At present, fertility clinics centrifuge semen to increase the concentration of the densest sperm and raise the odds of fertilising an egg.
But it is a time-consuming process and does not identify damaged sperm. It also subjects sperm to a degree of stress.
The new machine, called Gradiflow, has been developed by Professor John Aitken and Chris Ainsworth of the University of Newcastle in New South Wales and its commercial partner Life Therapeutics of Sydney.
It consists of two chambers separated by a filter. After the sperm is injected into the first chamber a voltage is applied across the filter to move sperm to the second chamber.
In preliminary tests, using semen from medical students, the 20% of sperm that made it into the second chamber had only half as much DNA damage as the sperm left behind.
Other tests suggest it also works well when sorting the semen of men with fertility problems.

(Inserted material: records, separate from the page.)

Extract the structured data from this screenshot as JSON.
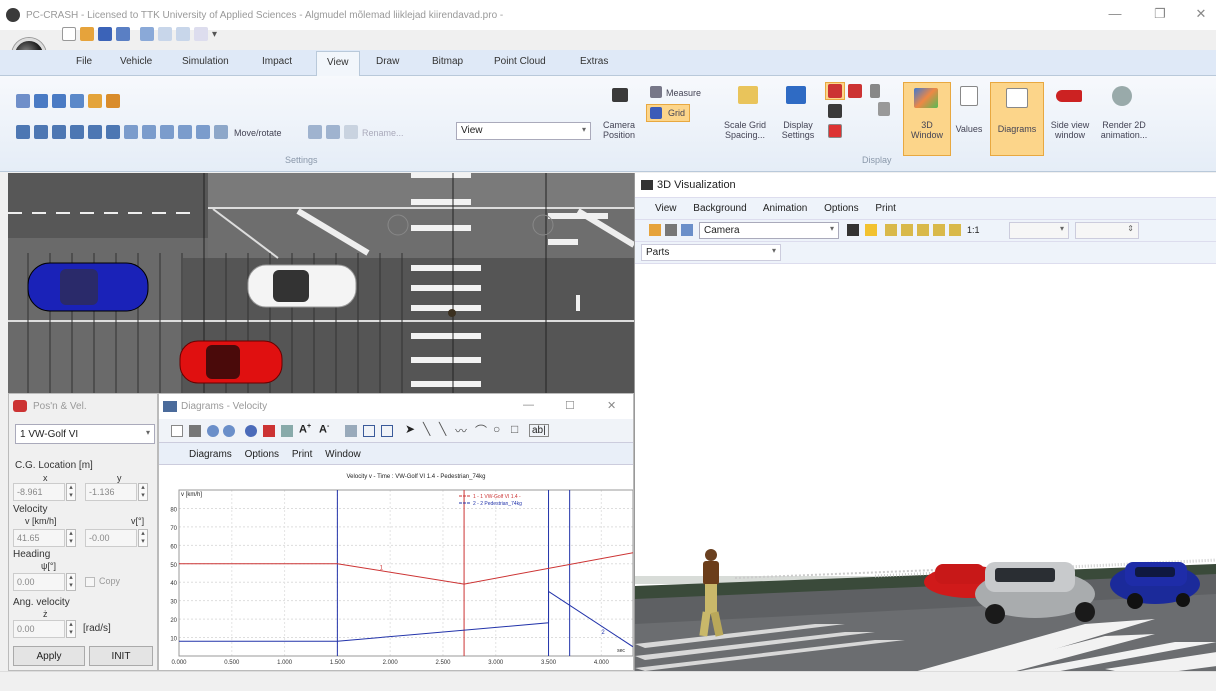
{
  "window": {
    "title": "PC-CRASH - Licensed to TTK University of Applied Sciences - Algmudel mõlemad liiklejad kiirendavad.pro -"
  },
  "tabs": [
    "File",
    "Vehicle",
    "Simulation",
    "Impact",
    "View",
    "Draw",
    "Bitmap",
    "Point Cloud",
    "Extras"
  ],
  "ribbon": {
    "settings_group": "Settings",
    "display_group": "Display",
    "move_rotate": "Move/rotate",
    "rename": "Rename...",
    "view_combo": "View",
    "measure": "Measure",
    "grid": "Grid",
    "camera_position": [
      "Camera",
      "Position"
    ],
    "scale_grid_spacing": [
      "Scale Grid",
      "Spacing..."
    ],
    "display_settings": [
      "Display",
      "Settings"
    ],
    "window_3d": [
      "3D",
      "Window"
    ],
    "values": "Values",
    "diagrams": "Diagrams",
    "side_view_window": [
      "Side view",
      "window"
    ],
    "render_2d_animation": [
      "Render 2D",
      "animation..."
    ]
  },
  "vis3d": {
    "title": "3D Visualization",
    "menu": [
      "View",
      "Background",
      "Animation",
      "Options",
      "Print"
    ],
    "camera_combo": "Camera",
    "ratio": "1:1",
    "parts_combo": "Parts"
  },
  "posvel": {
    "title": "Pos'n & Vel.",
    "vehicle": "1 VW-Golf VI",
    "cg_location": "C.G. Location [m]",
    "x_label": "x",
    "y_label": "y",
    "x_value": "-8.961",
    "y_value": "-1.136",
    "velocity": "Velocity",
    "v_label": "v [km/h]",
    "vdeg_label": "v[°]",
    "v_value": "41.65",
    "vdeg_value": "-0.00",
    "heading": "Heading",
    "psi_label": "ψ[°]",
    "psi_value": "0.00",
    "copy_label": "Copy",
    "ang_velocity": "Ang. velocity",
    "z_label": "ż",
    "z_value": "0.00",
    "rad_unit": "[rad/s]",
    "apply": "Apply",
    "init": "INIT"
  },
  "diagram": {
    "title": "Diagrams - Velocity",
    "menu": [
      "Diagrams",
      "Options",
      "Print",
      "Window"
    ],
    "text_tool": "ab|"
  },
  "chart_data": {
    "type": "line",
    "title": "Velocity v - Time : VW-Golf VI 1.4 - Pedestrian_74kg",
    "ylabel": "v [km/h]",
    "xlabel": "sec",
    "xlim": [
      0,
      4.3
    ],
    "ylim": [
      0,
      90
    ],
    "yticks": [
      "80",
      "70",
      "60",
      "50",
      "40",
      "30",
      "20",
      "10"
    ],
    "xticks": [
      "0.000",
      "0.500",
      "1.000",
      "1.500",
      "2.000",
      "2.500",
      "3.000",
      "3.500",
      "4.000"
    ],
    "series": [
      {
        "name": "1 - 1 VW-Golf VI 1.4 -",
        "color": "#cc3333",
        "x": [
          0,
          1.5,
          2.7,
          4.3
        ],
        "y": [
          50,
          50,
          39,
          56
        ],
        "label": "1"
      },
      {
        "name": "2 - 2 Pedestrian_74kg",
        "color": "#2233aa",
        "x": [
          0,
          1.5,
          3.5,
          3.5,
          4.3
        ],
        "y": [
          8,
          8,
          18,
          35,
          5
        ],
        "label": "2"
      }
    ],
    "vlines": [
      {
        "x": 1.5,
        "color": "#2233aa"
      },
      {
        "x": 2.7,
        "color": "#cc3333"
      },
      {
        "x": 3.5,
        "color": "#2233aa"
      },
      {
        "x": 3.7,
        "color": "#2233aa"
      }
    ],
    "legend": "top-right",
    "grid": true
  }
}
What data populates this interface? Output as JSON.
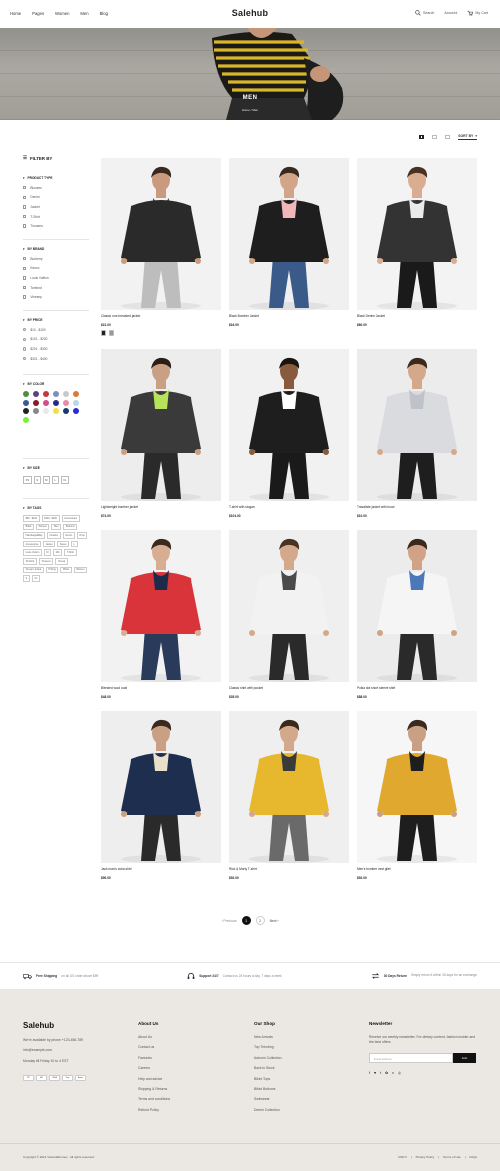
{
  "header": {
    "nav": [
      "Home",
      "Pages",
      "Women",
      "Men",
      "Blog"
    ],
    "logo": "Salehub",
    "search_label": "Search",
    "account_label": "Account",
    "cart_label": "My Cart"
  },
  "hero": {
    "title": "MEN",
    "breadcrumb": "Home / Men"
  },
  "toolbar": {
    "sort_label": "SORT BY"
  },
  "sidebar": {
    "title": "FILTER BY",
    "product_type": {
      "title": "PRODUCT TYPE",
      "items": [
        "Blouses",
        "Denim",
        "Jacket",
        "T-Shirt",
        "Trousers"
      ]
    },
    "brand": {
      "title": "BY BRAND",
      "items": [
        "Burberry",
        "Kenzo",
        "Louis Vuitton",
        "Tomford",
        "Vinesep"
      ]
    },
    "price": {
      "title": "BY PRICE",
      "items": [
        "$10 - $100",
        "$101 - $200",
        "$201 - $300",
        "$301 - $400"
      ]
    },
    "color": {
      "title": "BY COLOR",
      "swatches": [
        "#4a8f3a",
        "#5b3f8a",
        "#c03a3a",
        "#7a8fc0",
        "#c8c8c8",
        "#d87a3a",
        "#3a5a9a",
        "#8a1a2a",
        "#d84a8a",
        "#2a2a8a",
        "#e88aa8",
        "#b8d8e8",
        "#222222",
        "#888888",
        "#e8e8e8",
        "#f0e040",
        "#1a3a6a",
        "#2a2ad8",
        "#7af03a"
      ]
    },
    "size": {
      "title": "BY SIZE",
      "items": [
        "XS",
        "S",
        "M",
        "L",
        "XL"
      ]
    },
    "tags": {
      "title": "BY TAGS",
      "items": [
        "$50 - $100",
        "$100 - $200",
        "Accessories",
        "Black",
        "Women",
        "Men",
        "Bottoms",
        "Handbags&Bag",
        "Outdoor",
        "Denim",
        "Drop",
        "Accessories",
        "Jacket",
        "Sweet",
        "L",
        "Louis Vuitton",
        "M",
        "Mtn",
        "T-Shirt",
        "Tomford",
        "Trousers",
        "Vinesp",
        "Vinesp Limited",
        "Pricing",
        "White",
        "Women",
        "S",
        "XL"
      ]
    }
  },
  "products": [
    {
      "name": "Classic one-breasted jacket",
      "price": "$21.00",
      "bg": "#f2f2f2",
      "top": "#2a2a2a",
      "bottom": "#bdbdbd",
      "skin": "#c99a7d",
      "hair": "#3a2a1e",
      "accent": "#2a2a2a"
    },
    {
      "name": "Black Bomber Jacket",
      "price": "$16.00",
      "bg": "#f0f0f0",
      "top": "#1e1e1e",
      "bottom": "#3a5a8a",
      "skin": "#d2a588",
      "hair": "#3a2a1e",
      "accent": "#f1b7b8"
    },
    {
      "name": "Black Denim Jacket",
      "price": "$60.00",
      "bg": "#f3f3f3",
      "top": "#333333",
      "bottom": "#1a1a1a",
      "skin": "#d8ad92",
      "hair": "#4a3222",
      "accent": "#eaeaea"
    },
    {
      "name": "Lightweight bomber jacket",
      "price": "$74.00",
      "bg": "#ededed",
      "top": "#3a3a3a",
      "bottom": "#2a2a2a",
      "skin": "#caa084",
      "hair": "#2a1e16",
      "accent": "#b7e35a"
    },
    {
      "name": "T-shirt with slogan",
      "price": "$104.00",
      "bg": "#f1f1f1",
      "top": "#1e1e1e",
      "bottom": "#1a1a1a",
      "skin": "#8a5a3e",
      "hair": "#1a1410",
      "accent": "#ffffff"
    },
    {
      "name": "Travaliste jacket with hood",
      "price": "$10.00",
      "bg": "#ececec",
      "top": "#d9dbdf",
      "bottom": "#1e1e1e",
      "skin": "#d4a88b",
      "hair": "#3a2a1e",
      "accent": "#bfc3c9"
    },
    {
      "name": "Blended wool coat",
      "price": "$48.00",
      "bg": "#f2f2f2",
      "top": "#d8343a",
      "bottom": "#2a3a5a",
      "skin": "#d8ae92",
      "hair": "#3a2a1e",
      "accent": "#1e2a4a"
    },
    {
      "name": "Classic shirt with pocket",
      "price": "$35.00",
      "bg": "#efefef",
      "top": "#f2f2f2",
      "bottom": "#2a2a2a",
      "skin": "#d4a88b",
      "hair": "#4a3222",
      "accent": "#4a4a4a"
    },
    {
      "name": "Polka dot short sleeve shirt",
      "price": "$88.00",
      "bg": "#ececec",
      "top": "#f5f5f5",
      "bottom": "#2a2a2a",
      "skin": "#d2a286",
      "hair": "#3a2a1e",
      "accent": "#4a78b8"
    },
    {
      "name": "Jack man's cuba shirt",
      "price": "$90.00",
      "bg": "#eeeeee",
      "top": "#1e2e4e",
      "bottom": "#2a2a2a",
      "skin": "#caa084",
      "hair": "#3a2a1e",
      "accent": "#e8e0c8"
    },
    {
      "name": "Rick & Morty T-shirt",
      "price": "$92.00",
      "bg": "#efefef",
      "top": "#e7b82e",
      "bottom": "#6a6a6a",
      "skin": "#d4a88b",
      "hair": "#3a2a1e",
      "accent": "#3a3a3a"
    },
    {
      "name": "Men's bomber vest gilet",
      "price": "$92.00",
      "bg": "#f6f6f6",
      "top": "#e0a82e",
      "bottom": "#1e1e1e",
      "skin": "#caa084",
      "hair": "#3a2a1e",
      "accent": "#1e1e1e"
    }
  ],
  "pagination": {
    "prev": "Previous",
    "pages": [
      "1",
      "2"
    ],
    "current": "1",
    "next": "Next"
  },
  "services": [
    {
      "title": "Free Shipping",
      "text": "on all US order above $99"
    },
    {
      "title": "Support 24/7",
      "text": "Contact us 24 hours a day, 7 days a week"
    },
    {
      "title": "30 Days Return",
      "text": "Simply return it within 30 days for an exchange"
    }
  ],
  "footer": {
    "logo": "Salehub",
    "contact": [
      "We're available by phone +123-456-789",
      "info@example.com",
      "Monday till Friday 10 to 4 EST"
    ],
    "payments": [
      "PP",
      "MC",
      "VISA",
      "Pay",
      "Amex"
    ],
    "about": {
      "title": "About Us",
      "items": [
        "About Us",
        "Contact us",
        "Factories",
        "Careers",
        "Help and advice",
        "Shipping & Returns",
        "Terms and conditions",
        "Refund Policy"
      ]
    },
    "shop": {
      "title": "Our Shop",
      "items": [
        "New Arrivals",
        "Top Trending",
        "Autumn Collection",
        "Back in Stock",
        "Bikini Tops",
        "Bikini Bottoms",
        "Swimwear",
        "Denim Collection"
      ]
    },
    "newsletter": {
      "title": "Newsletter",
      "text": "Receive our weekly newsletter. For dietary content, fashion insider and the best offers.",
      "placeholder": "Email address",
      "button": "Join"
    },
    "social": [
      "f",
      "♥",
      "t",
      "✿",
      "v",
      "◎"
    ],
    "copyright": "Copyright © 2021 Visionalthemes . All rights reserved.",
    "currency": "USD",
    "links": [
      "Privacy Policy",
      "Terms of Use",
      "FAQs"
    ]
  }
}
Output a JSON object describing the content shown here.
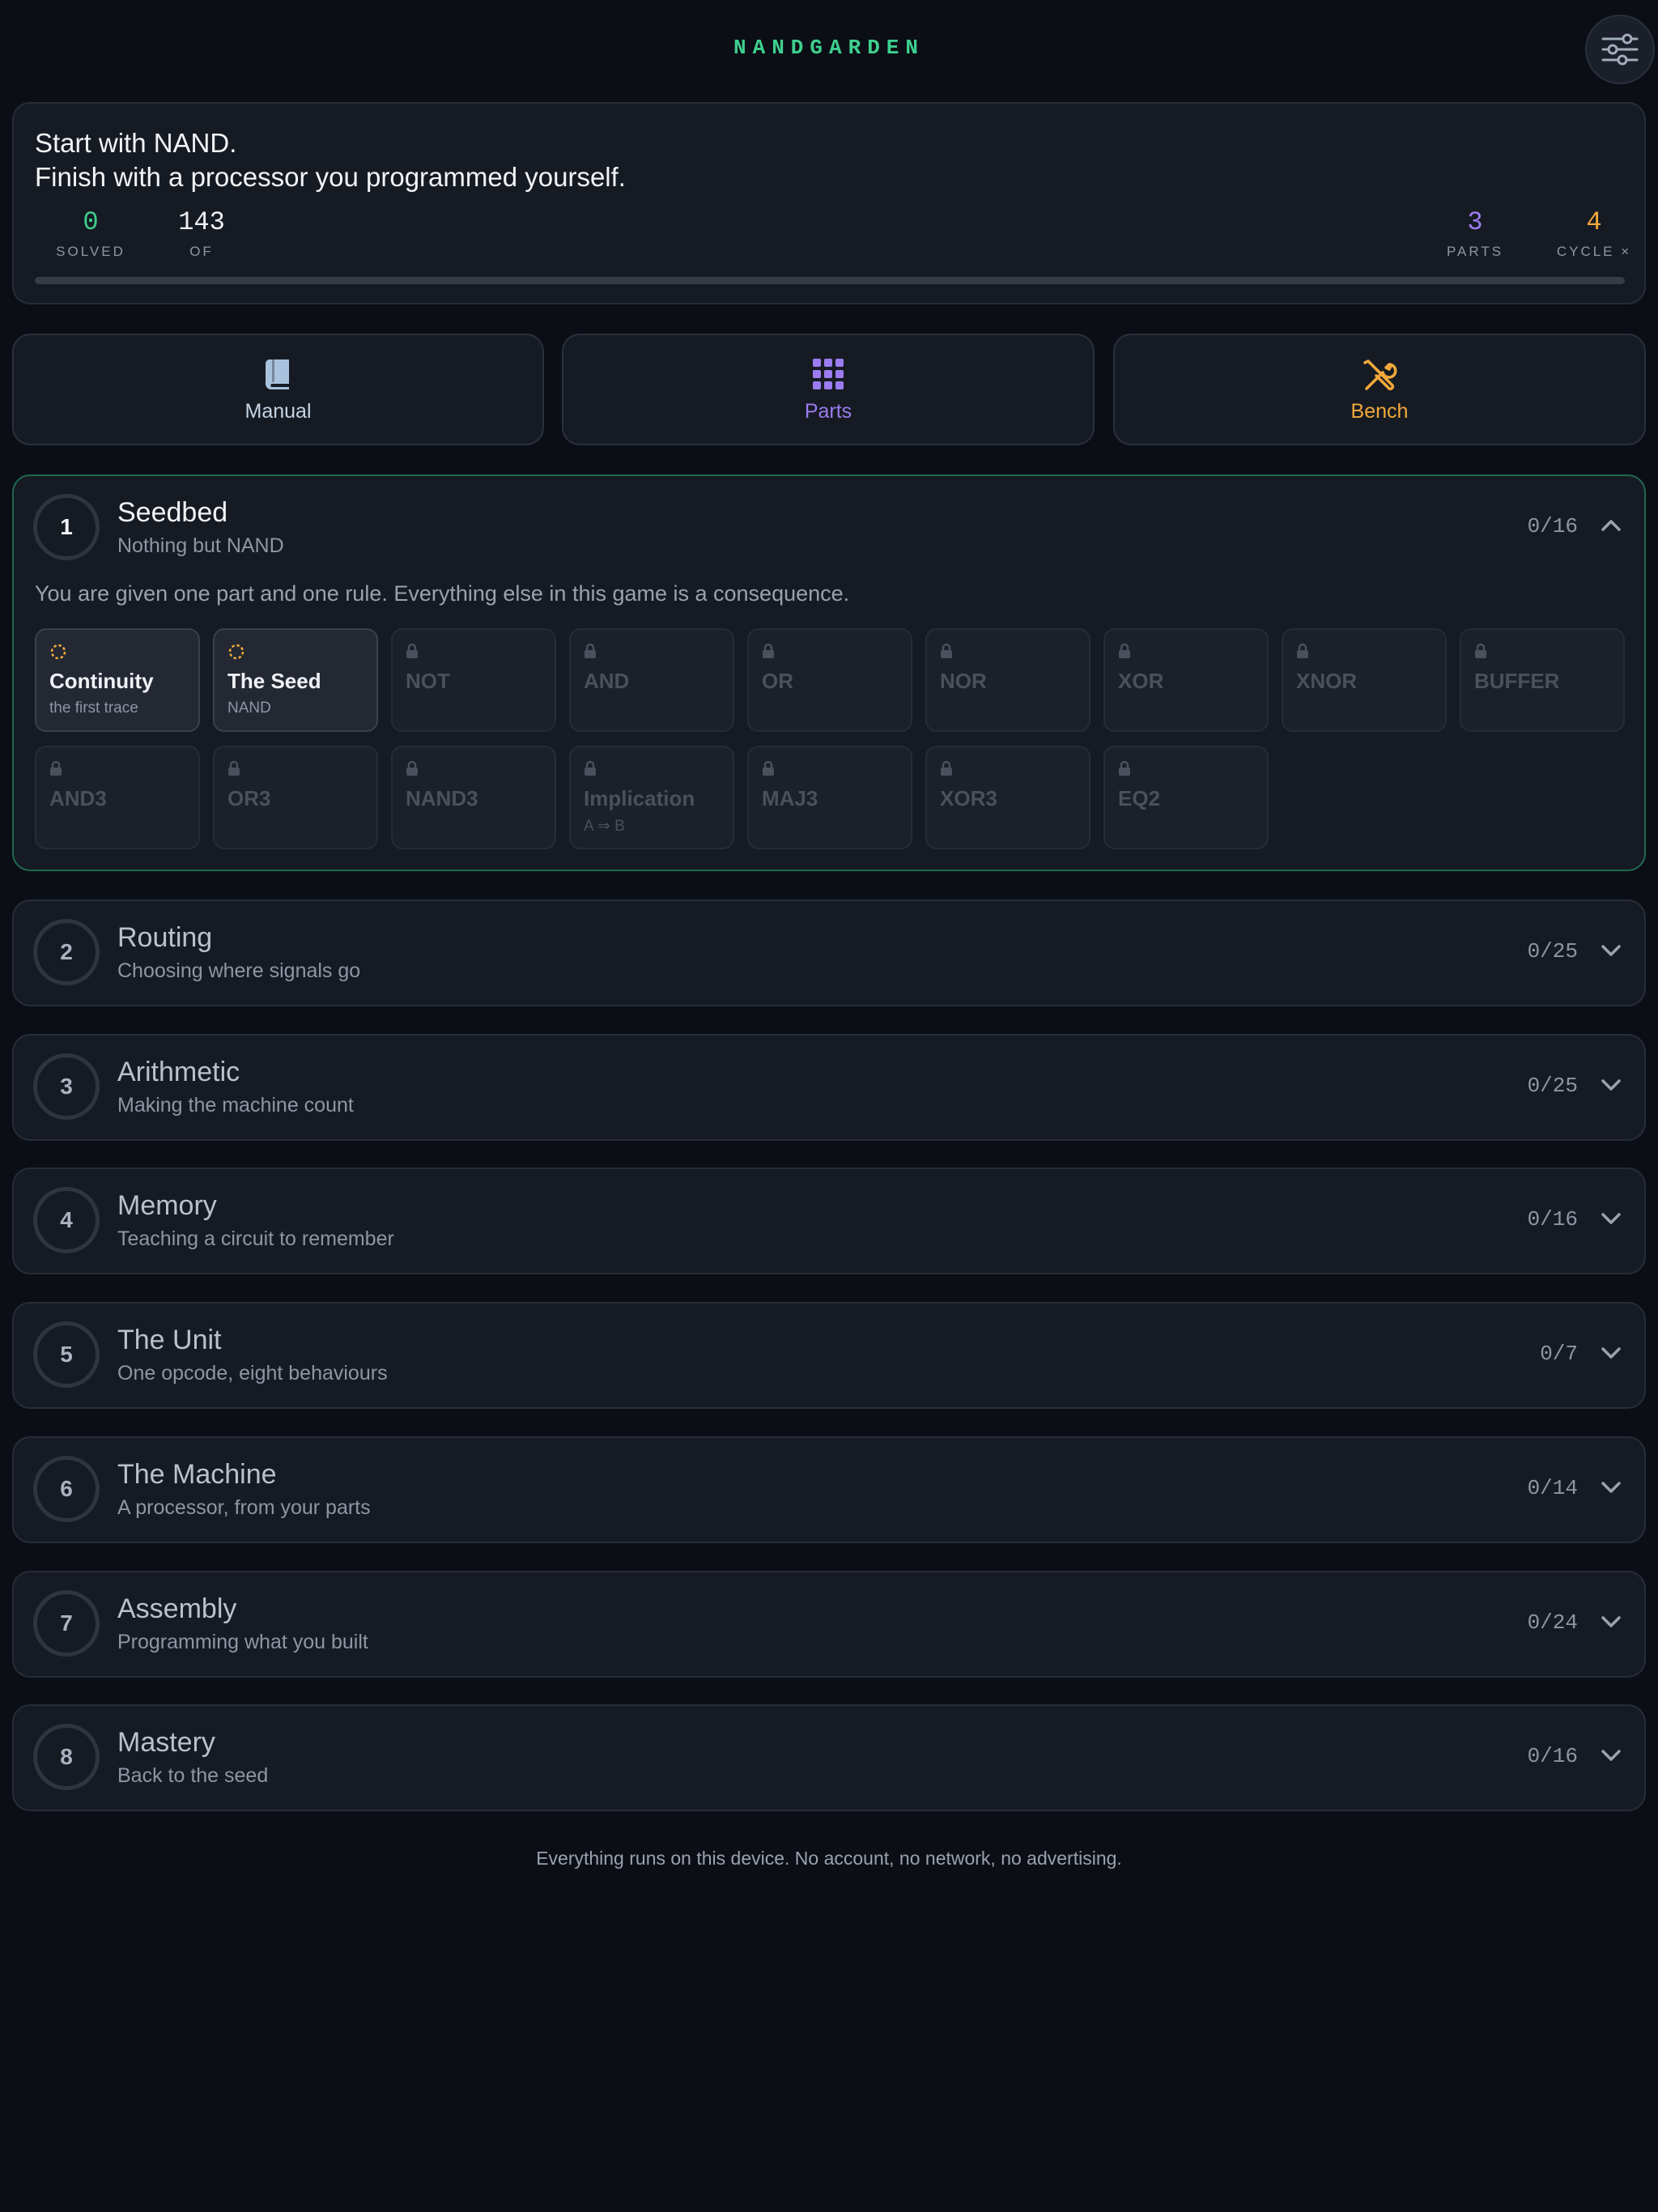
{
  "header": {
    "brand": "NANDGARDEN"
  },
  "hero": {
    "line1": "Start with NAND.",
    "line2": "Finish with a processor you programmed yourself.",
    "stats": {
      "solved": {
        "value": "0",
        "label": "SOLVED"
      },
      "of": {
        "value": "143",
        "label": "OF"
      },
      "parts": {
        "value": "3",
        "label": "PARTS"
      },
      "cycle": {
        "value": "4",
        "label": "CYCLE ×"
      }
    },
    "progress_fraction": 0
  },
  "nav": {
    "manual": "Manual",
    "parts": "Parts",
    "bench": "Bench"
  },
  "colors": {
    "accent_green": "#3fcf8e",
    "accent_purple": "#9b7cf0",
    "accent_orange": "#f2a93b",
    "manual_blue": "#a9c2de"
  },
  "chapters": [
    {
      "number": "1",
      "title": "Seedbed",
      "subtitle": "Nothing but NAND",
      "count": "0/16",
      "expanded": true,
      "description": "You are given one part and one rule. Everything else in this game is a consequence.",
      "puzzles": [
        {
          "name": "Continuity",
          "sub": "the first trace",
          "state": "available"
        },
        {
          "name": "The Seed",
          "sub": "NAND",
          "state": "available"
        },
        {
          "name": "NOT",
          "sub": "",
          "state": "locked"
        },
        {
          "name": "AND",
          "sub": "",
          "state": "locked"
        },
        {
          "name": "OR",
          "sub": "",
          "state": "locked"
        },
        {
          "name": "NOR",
          "sub": "",
          "state": "locked"
        },
        {
          "name": "XOR",
          "sub": "",
          "state": "locked"
        },
        {
          "name": "XNOR",
          "sub": "",
          "state": "locked"
        },
        {
          "name": "BUFFER",
          "sub": "",
          "state": "locked"
        },
        {
          "name": "AND3",
          "sub": "",
          "state": "locked"
        },
        {
          "name": "OR3",
          "sub": "",
          "state": "locked"
        },
        {
          "name": "NAND3",
          "sub": "",
          "state": "locked"
        },
        {
          "name": "Implication",
          "sub": "A ⇒ B",
          "state": "locked"
        },
        {
          "name": "MAJ3",
          "sub": "",
          "state": "locked"
        },
        {
          "name": "XOR3",
          "sub": "",
          "state": "locked"
        },
        {
          "name": "EQ2",
          "sub": "",
          "state": "locked"
        }
      ]
    },
    {
      "number": "2",
      "title": "Routing",
      "subtitle": "Choosing where signals go",
      "count": "0/25",
      "expanded": false
    },
    {
      "number": "3",
      "title": "Arithmetic",
      "subtitle": "Making the machine count",
      "count": "0/25",
      "expanded": false
    },
    {
      "number": "4",
      "title": "Memory",
      "subtitle": "Teaching a circuit to remember",
      "count": "0/16",
      "expanded": false
    },
    {
      "number": "5",
      "title": "The Unit",
      "subtitle": "One opcode, eight behaviours",
      "count": "0/7",
      "expanded": false
    },
    {
      "number": "6",
      "title": "The Machine",
      "subtitle": "A processor, from your parts",
      "count": "0/14",
      "expanded": false
    },
    {
      "number": "7",
      "title": "Assembly",
      "subtitle": "Programming what you built",
      "count": "0/24",
      "expanded": false
    },
    {
      "number": "8",
      "title": "Mastery",
      "subtitle": "Back to the seed",
      "count": "0/16",
      "expanded": false
    }
  ],
  "footer": "Everything runs on this device. No account, no network, no advertising."
}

It will be further tested in two clinical trials of women undergoing IVF in Australia later this year.
Dr Moira O'Bryan, of the Monash Institute of Reproduction and Development in Melbourne, told New Scientist: "It is so simple.
"I've never seen anything like it before. You turn it on, the sperm move across and there you go.
"Only time will tell, but it might take some of the subjective nature out of picking good sperm."
Professor Ian Craft, director of the London Fertility Centre, said there was evidence to suggest that DNA damage - or fragmentation - was linked both to a lower IVF success rate, and a higher risk of miscarriage.
"If it works, this device sounds like a nice idea," he said.